THE natural child is an untidy little being. One is not conscious of this fact while he is a mere baby, for, until he is several years of age, he has had some one to keep him clean and to put his belongings in order, and has, therefore, had little opportunity to show his tendencies toward or against tidiness. But it is to be doubted if the average child under nine years of age cares a whit if he be clean or dirty, unless upon special occasions. For instance, when "company is coming" he is glad to be washed and dressed so that he may be looked at approvingly or admiringly by the expected guest. But when there are only " home people" present he would, unless he be an exception to the general rule, be entirely willing to eat with dirty hands and face, and to wear the same soiled and tumbled clothing from morning to night. Nor would be mind how "messy" his room was so long as he was allowed to play there undisturbed.

Since, therefore, it would seem that the child is not by nature an order-loving creature, we must instil into his character a desire for cleanliness. At first one can only do this by protesting gently when he is dirty, and by expressing gratification when he is clean. One may teach him while he is young to keep his room in order to the extent of putting away his toys, by having a place for each plaything, and by making a little frolic each evening of laying every toy in the place assigned to it. But, as the child gets older, he should be taught some of the laws of hygiene-at least to the extent of learning that dirt makes for disease and that cleanliness is conducive to health. In this way he can be made to under-stand that there are in the filth on his hands particles of matter that might make him ill if taken into his mouth, and that therefore he must wash before eating. He must also be told that the sight of soiled hands and face and clothing spoils other people's appetites, and that for their sake he must come to the table clean.

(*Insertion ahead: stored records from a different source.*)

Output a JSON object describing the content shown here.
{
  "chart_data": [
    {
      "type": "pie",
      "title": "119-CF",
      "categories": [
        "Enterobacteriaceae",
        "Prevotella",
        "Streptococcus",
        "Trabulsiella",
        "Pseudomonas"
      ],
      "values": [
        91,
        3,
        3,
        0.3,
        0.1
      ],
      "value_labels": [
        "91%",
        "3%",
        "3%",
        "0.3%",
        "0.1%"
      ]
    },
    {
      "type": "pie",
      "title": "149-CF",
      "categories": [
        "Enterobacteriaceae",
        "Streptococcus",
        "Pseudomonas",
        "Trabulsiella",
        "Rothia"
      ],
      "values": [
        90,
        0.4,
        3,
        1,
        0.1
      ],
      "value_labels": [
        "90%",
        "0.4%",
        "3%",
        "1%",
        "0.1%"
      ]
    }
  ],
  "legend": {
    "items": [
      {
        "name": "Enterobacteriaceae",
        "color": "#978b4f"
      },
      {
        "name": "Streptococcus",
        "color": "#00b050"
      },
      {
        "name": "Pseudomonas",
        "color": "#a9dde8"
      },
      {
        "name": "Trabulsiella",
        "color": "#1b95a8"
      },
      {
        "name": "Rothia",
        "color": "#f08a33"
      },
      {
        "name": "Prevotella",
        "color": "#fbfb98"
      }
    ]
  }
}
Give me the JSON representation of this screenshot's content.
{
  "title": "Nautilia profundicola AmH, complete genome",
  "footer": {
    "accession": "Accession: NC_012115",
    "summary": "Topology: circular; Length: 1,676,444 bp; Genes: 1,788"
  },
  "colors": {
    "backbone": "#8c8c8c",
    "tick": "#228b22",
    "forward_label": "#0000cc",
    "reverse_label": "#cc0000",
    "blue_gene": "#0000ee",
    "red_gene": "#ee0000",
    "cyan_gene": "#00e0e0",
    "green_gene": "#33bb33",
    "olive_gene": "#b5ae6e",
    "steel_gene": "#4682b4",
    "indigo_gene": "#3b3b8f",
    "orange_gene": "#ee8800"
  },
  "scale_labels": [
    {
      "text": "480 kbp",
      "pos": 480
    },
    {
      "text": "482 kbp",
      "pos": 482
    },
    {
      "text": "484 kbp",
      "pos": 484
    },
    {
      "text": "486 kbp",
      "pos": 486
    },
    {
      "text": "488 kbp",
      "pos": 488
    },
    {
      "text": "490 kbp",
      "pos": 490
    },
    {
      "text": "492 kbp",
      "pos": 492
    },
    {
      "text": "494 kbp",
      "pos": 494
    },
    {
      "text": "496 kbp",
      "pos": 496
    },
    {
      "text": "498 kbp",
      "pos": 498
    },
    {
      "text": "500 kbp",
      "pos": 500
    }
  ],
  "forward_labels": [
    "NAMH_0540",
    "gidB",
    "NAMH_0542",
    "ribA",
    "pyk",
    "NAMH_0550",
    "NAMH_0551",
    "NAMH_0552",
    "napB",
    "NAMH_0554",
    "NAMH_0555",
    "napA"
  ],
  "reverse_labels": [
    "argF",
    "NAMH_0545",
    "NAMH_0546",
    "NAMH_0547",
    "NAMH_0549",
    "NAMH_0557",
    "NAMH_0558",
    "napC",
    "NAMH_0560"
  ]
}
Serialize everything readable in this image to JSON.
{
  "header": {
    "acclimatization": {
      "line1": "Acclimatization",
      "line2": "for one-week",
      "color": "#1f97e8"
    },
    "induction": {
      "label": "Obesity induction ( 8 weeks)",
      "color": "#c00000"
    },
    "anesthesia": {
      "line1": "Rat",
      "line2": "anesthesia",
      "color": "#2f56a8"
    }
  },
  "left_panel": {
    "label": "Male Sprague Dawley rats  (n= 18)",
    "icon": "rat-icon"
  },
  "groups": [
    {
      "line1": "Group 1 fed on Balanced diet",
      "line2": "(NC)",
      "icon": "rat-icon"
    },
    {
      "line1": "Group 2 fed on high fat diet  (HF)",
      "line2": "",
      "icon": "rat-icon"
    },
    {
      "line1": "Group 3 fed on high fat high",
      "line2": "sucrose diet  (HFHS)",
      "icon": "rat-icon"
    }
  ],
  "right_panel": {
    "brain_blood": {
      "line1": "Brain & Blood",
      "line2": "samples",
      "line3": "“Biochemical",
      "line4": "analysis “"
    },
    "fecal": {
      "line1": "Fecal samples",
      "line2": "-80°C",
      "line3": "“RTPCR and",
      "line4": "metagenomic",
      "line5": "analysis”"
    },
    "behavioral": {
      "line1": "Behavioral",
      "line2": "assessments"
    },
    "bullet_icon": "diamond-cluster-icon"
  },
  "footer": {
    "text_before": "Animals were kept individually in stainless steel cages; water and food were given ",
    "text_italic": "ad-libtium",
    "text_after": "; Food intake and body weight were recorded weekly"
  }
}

Until the children are old enough to love cleanliness for itself, it is well to have a kind of competition in neatness.

The little ones may hold out their hands to father and mother before each meal so that each may be caressed for the "nice clean hands" or gently reprimanded for the grime on the chubby fists. All persons love to be praised, and children are no exception. Instead of scolding about the dirt, praise the absence of it. Make a business of going several times a day into each child's room and commending all signs of neatness. In this way, for the sake of the pleased word from the beloved parent, the child will, little by little, learn to be cleanly in person and about his belongings, until the habit of tidiness will be fully established.

Little ones may be helped to acquire neatness by such a story as "Simple Susan" in Volume III. In Volume X there is a whole section on physical culture which, of course, lays stress on cleanliness. In "Hints for Happiness" and in "Moral Culture," Volume X, will be found matter appertaining to the subject.